This stage actually looks really boring, and it kinda is, but it's also precision work that is crucial to everything that comes after. If your margins are crooked, everything that comes after will be off-kilter too.
Still, it's not exactly exciting to look at, is it?
Vellum, unlike paper, does not like to lie flat. Ever. I've never met a sheet of genuine vellum that didn't buckle or cockle at least a little. This makes trying to draw straight lines on it something of a challenge. One way I've found around that is to pick one corner as your starting point, and measure everything relative to that point, rather than relative to your subsequent margins. It seemed to have mostly worked on this sheet.
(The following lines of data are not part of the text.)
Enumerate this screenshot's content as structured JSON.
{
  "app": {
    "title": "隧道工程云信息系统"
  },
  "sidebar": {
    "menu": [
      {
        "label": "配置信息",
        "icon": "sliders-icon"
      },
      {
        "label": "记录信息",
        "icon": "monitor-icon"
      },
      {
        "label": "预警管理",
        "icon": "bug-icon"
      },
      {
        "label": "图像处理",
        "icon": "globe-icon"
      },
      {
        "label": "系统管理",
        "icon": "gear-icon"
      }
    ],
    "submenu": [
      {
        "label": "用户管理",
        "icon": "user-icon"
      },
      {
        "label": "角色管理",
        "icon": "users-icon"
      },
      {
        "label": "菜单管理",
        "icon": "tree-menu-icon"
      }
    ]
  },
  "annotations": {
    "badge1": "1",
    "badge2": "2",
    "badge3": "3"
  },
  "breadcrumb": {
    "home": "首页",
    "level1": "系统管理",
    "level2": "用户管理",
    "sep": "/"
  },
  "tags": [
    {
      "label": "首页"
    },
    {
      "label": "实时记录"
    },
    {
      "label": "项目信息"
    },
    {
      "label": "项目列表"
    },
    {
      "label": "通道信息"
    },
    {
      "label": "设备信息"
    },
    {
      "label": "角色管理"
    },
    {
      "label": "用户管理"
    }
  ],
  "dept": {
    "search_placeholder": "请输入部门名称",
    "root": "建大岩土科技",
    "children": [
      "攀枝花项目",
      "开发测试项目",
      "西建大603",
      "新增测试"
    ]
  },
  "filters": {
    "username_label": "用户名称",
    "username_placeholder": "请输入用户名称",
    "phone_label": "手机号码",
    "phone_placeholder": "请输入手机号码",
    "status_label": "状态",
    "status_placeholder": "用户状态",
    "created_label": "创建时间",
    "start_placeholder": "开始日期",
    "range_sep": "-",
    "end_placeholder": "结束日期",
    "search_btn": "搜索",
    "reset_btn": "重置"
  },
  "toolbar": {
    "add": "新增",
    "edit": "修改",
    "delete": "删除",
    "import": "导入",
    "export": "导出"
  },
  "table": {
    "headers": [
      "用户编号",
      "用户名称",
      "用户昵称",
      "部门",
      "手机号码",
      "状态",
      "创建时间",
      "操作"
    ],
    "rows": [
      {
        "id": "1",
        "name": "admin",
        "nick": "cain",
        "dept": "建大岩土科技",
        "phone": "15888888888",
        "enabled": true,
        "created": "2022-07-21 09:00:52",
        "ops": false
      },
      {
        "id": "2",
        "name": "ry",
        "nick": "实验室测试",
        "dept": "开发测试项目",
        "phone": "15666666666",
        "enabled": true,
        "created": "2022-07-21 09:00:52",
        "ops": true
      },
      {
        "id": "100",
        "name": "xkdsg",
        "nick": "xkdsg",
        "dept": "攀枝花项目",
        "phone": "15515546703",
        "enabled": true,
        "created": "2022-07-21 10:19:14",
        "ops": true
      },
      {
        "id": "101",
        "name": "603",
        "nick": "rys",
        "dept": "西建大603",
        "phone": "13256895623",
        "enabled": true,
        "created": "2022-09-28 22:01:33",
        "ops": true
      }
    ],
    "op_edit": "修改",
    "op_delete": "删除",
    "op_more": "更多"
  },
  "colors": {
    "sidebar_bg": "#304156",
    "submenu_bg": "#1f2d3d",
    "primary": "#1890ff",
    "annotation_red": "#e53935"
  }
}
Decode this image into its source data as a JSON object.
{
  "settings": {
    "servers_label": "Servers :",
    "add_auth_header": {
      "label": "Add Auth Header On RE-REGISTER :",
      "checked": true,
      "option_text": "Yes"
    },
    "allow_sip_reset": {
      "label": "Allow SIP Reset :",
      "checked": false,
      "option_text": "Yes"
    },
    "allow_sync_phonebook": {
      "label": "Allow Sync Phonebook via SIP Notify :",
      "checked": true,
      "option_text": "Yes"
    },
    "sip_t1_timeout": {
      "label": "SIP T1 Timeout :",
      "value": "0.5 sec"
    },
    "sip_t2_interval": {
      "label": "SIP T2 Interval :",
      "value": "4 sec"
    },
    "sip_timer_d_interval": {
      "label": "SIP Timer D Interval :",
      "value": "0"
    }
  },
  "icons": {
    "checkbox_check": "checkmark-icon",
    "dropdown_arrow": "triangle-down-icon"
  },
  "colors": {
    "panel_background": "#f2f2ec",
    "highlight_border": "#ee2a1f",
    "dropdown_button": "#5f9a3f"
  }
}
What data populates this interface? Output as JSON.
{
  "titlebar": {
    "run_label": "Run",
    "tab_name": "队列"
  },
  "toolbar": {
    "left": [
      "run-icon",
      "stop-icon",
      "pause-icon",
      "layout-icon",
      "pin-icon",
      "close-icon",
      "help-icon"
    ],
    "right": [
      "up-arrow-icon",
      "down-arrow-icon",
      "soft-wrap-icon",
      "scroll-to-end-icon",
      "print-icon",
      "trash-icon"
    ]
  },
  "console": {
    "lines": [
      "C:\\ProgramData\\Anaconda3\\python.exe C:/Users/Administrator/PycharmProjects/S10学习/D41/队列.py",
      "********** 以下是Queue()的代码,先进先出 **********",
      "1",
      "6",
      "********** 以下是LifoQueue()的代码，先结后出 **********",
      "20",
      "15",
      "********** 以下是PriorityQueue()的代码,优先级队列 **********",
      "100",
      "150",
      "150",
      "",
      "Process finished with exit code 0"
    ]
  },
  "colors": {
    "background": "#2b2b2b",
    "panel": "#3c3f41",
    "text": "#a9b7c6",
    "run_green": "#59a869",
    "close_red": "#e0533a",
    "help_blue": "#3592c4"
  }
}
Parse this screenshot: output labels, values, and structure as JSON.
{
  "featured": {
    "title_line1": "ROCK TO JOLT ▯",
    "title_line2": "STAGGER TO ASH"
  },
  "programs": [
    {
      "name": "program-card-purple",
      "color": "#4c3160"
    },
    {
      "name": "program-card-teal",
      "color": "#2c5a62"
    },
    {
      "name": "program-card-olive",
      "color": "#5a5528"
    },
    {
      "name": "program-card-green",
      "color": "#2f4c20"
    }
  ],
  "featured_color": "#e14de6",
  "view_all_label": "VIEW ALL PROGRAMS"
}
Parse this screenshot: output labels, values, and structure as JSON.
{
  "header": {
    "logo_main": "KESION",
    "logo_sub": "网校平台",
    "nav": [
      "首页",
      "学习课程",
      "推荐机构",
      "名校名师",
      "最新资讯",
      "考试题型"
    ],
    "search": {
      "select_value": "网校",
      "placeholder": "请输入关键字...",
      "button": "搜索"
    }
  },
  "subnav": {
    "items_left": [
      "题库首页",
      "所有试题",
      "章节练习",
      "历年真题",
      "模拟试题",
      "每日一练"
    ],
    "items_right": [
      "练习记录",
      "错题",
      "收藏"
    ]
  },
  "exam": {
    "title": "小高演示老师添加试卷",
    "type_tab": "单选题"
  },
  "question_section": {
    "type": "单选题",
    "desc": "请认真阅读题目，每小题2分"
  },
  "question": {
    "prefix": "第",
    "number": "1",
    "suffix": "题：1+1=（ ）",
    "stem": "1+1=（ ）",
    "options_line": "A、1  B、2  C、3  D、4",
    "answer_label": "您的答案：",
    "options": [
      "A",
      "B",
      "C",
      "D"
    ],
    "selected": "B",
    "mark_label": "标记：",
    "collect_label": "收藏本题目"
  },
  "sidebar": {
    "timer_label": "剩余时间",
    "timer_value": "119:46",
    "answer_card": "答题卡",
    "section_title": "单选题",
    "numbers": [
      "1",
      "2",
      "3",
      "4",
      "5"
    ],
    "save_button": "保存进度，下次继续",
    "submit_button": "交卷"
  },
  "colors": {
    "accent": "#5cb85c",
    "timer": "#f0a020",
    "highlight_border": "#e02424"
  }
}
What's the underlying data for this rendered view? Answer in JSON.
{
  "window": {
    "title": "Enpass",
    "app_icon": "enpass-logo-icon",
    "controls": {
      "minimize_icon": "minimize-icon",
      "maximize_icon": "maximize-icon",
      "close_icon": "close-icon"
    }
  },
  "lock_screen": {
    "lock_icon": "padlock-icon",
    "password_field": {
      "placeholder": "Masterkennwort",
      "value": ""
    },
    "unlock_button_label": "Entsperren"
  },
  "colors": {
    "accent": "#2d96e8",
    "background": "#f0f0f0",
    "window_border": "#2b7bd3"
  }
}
Using a lettering guide on a substrate that won't lie flat is still a real pain, though.
Next, I set up my slope-slash-light board, basically an adjustable desktop easel with a sheet of white plexiglas and a fluorescent light that goes underneath. I don't use it often, but I've already explained about using a tracing template for this project.
Getting the straight lines on my vellum to line up with the straight lines on my template was, again, a bit of a challenge. But I got close enough that I was able to start tracing without too much trouble. So yay for that, I guess!
So he is the day's work: a sheet of vellum with lots of pencil marks on it.
Tomorrow I'll trace the second template, which creates the border around the text block, and then I'll be ready to break out the ink and do some real calligraphy!
And after that, I promise you, things will get very interesting indeed.